Richtlijn herstel en beheer (water)bodemkwaliteit

Grondwaterzuivering, biologische waterzuivering, milieubelasting

Emissies naar lucht

Alle technieken voor biologische waterzuivering hebben een emissie naar de lucht. De grootte van die emissie bedraagt gemiddeld 0,3% tot 1,5% met een maximum van 10% van de influentwaarde. Indien de emissienormen worden overschreden dient de installatie overkapt te worden en het afgas met een actieve kool- of biofilter gereduceerd te worden.

Emissies naar water

De emissie naar water bestaat uit het restant verontreiniging dat niet verwijderd kon worden en de uitgespoelde en afgestorven biomassa.

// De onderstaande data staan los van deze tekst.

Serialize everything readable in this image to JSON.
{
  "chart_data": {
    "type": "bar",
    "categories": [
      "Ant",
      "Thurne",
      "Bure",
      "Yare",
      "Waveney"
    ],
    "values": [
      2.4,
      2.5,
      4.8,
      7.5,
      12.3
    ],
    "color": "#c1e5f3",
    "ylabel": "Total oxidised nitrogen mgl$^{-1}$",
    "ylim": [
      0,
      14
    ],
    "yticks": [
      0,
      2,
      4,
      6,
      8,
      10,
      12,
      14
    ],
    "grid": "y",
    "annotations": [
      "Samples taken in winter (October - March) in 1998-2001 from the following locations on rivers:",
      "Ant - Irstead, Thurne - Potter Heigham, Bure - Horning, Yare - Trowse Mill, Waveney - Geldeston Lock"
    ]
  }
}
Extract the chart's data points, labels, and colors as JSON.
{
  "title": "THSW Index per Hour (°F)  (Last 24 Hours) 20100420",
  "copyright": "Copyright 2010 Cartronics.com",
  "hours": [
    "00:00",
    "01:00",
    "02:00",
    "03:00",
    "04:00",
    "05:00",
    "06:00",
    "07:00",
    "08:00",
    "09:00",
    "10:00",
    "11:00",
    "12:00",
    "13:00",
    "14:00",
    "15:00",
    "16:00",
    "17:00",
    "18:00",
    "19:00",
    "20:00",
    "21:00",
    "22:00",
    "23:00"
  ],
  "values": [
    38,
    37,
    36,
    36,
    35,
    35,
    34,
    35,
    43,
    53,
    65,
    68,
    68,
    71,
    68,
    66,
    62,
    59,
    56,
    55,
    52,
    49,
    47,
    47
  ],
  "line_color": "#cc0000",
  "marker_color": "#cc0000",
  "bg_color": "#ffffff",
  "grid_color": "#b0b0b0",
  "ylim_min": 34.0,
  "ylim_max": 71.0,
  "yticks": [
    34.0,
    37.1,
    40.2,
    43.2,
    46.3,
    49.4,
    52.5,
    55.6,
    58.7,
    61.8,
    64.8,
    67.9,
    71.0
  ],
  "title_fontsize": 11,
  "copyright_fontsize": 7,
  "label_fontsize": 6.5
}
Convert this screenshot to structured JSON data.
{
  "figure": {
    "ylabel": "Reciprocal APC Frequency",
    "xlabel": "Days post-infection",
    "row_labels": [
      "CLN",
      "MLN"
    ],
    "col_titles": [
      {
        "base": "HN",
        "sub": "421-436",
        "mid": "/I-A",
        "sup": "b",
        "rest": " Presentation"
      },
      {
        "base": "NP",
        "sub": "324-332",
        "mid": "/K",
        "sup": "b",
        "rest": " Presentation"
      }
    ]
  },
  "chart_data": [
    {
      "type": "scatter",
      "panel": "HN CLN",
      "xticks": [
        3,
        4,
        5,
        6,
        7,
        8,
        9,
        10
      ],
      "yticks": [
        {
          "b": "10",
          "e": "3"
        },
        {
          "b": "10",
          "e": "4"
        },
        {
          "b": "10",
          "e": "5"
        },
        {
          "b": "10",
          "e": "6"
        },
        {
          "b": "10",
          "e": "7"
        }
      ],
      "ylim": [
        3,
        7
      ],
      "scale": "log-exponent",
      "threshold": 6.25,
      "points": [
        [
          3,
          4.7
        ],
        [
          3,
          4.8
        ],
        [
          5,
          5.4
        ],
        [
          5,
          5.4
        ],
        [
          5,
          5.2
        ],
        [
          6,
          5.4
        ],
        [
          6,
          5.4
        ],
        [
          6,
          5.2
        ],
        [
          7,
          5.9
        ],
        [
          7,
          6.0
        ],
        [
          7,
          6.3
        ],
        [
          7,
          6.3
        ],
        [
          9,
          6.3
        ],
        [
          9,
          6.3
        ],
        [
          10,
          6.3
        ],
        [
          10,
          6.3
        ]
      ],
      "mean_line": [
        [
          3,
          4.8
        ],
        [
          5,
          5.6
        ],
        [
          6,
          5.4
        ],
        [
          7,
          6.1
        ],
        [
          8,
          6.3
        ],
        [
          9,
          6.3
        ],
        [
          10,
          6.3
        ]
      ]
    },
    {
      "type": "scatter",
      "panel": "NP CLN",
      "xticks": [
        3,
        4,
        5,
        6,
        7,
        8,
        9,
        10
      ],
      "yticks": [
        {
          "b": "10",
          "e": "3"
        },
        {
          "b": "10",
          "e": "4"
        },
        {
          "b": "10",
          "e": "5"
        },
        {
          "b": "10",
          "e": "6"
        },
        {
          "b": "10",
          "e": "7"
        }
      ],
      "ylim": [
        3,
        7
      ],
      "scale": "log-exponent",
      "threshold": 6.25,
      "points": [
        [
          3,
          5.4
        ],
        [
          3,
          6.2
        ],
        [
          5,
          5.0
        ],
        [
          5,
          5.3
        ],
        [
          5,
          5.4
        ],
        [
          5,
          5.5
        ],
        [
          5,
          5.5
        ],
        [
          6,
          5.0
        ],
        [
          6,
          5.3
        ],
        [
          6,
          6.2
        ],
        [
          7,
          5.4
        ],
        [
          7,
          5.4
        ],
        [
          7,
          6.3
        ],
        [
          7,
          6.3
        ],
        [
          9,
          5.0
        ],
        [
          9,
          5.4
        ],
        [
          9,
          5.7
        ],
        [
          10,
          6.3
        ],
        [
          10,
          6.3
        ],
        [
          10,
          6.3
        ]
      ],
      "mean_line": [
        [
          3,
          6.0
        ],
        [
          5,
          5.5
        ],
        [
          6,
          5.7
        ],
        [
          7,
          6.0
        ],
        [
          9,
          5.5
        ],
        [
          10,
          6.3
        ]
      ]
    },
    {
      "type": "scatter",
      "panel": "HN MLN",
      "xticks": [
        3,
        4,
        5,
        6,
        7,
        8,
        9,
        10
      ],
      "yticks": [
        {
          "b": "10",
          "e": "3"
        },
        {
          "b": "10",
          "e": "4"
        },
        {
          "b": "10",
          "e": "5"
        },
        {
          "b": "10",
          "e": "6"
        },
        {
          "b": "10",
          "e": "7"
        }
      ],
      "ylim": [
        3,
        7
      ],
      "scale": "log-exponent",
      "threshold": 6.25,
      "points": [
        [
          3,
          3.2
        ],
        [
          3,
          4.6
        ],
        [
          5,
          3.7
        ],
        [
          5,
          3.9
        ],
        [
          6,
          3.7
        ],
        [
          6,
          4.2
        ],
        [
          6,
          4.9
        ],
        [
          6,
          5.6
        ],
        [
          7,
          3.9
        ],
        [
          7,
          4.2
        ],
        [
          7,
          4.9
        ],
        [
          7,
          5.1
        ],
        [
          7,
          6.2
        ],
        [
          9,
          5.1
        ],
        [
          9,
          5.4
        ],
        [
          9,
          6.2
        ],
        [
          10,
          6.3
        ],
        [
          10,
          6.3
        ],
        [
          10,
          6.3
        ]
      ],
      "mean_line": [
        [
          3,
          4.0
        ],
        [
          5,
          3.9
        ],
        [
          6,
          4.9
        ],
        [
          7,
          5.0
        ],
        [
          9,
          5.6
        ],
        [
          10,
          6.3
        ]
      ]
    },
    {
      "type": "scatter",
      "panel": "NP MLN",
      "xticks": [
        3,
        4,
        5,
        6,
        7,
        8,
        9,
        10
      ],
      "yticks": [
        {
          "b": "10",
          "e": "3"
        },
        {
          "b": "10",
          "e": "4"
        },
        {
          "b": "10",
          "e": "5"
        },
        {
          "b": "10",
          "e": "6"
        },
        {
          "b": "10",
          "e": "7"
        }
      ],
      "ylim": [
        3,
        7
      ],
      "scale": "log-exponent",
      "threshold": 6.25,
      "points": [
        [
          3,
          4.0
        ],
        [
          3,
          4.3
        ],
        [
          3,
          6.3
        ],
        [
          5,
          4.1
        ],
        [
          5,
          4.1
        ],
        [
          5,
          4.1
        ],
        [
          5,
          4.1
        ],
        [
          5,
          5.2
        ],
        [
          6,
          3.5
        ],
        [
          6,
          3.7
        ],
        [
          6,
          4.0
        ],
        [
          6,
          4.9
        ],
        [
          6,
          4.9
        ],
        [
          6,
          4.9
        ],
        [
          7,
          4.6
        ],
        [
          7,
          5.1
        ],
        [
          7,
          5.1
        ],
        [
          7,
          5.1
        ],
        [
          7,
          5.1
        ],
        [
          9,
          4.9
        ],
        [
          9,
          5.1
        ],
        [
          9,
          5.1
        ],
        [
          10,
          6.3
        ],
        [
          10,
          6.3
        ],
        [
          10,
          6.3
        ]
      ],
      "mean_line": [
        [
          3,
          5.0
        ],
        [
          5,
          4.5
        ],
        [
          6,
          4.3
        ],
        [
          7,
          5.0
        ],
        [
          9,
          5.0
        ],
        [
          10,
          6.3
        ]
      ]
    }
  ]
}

De biomassa kan worden afgevangen met een zandfilter.

Energieverbruik

Om de biomassa van zuurstof te voorzien, is energie nodig voor de motor van de biorotor of de blowers van bedreactoren. Daarnaast wordt energie verbruikt door de opvoerpompen. Het totale energiegebruik bedraagt circa 0,25 kWh/m3.

Afvalproduktie

Er ontstaat een kleine hoeveelheid biologisch slib dat bij scherpe lozingsnormen voor zwevend stof òf bij nabehandeling met actieve kool wordt afgescheiden en moet worden gestort of verbrand. In andere gevallen wordt het slib met het effluent via het rioleringssysteem afgevoerd. Bij hoge ijzergehalten (> 10 mg/l bij biorotoren en > 25 mg/l bij bedreactoren) is een ontijzeringsstap nodig waarbij ijzerslib ontstaat. Dit slib wordt vanwege de relatief geringe hoeveelheden meestal gestort. Alleen bij verhoogde arseengehalten wordt het ijzerslib als chemisch afval verwerkt. Wanneer afgasreiniging wordt toegepast ontstaat een kleine hoeveelheid niet verontreinigd afval in de vorm van actieve kool of biofiltermateriaal.

Geluid

Bij een goed werkende biologische zuiveringsinstallatie zal de omgeving weinig overlast ondervinden. Normaal zal het door pompen veroorzaakte geluid beneden de hindergrens blijven.

Stank

Bij storingen in de installatie kan een anaërobe situatie ontstaan, waardoor stankoverlast veroorzaakt wordt. Reden te meer om de installatie te overkappen en de vrijkomende lucht met een bio- of actieve koolfilter te behandelen.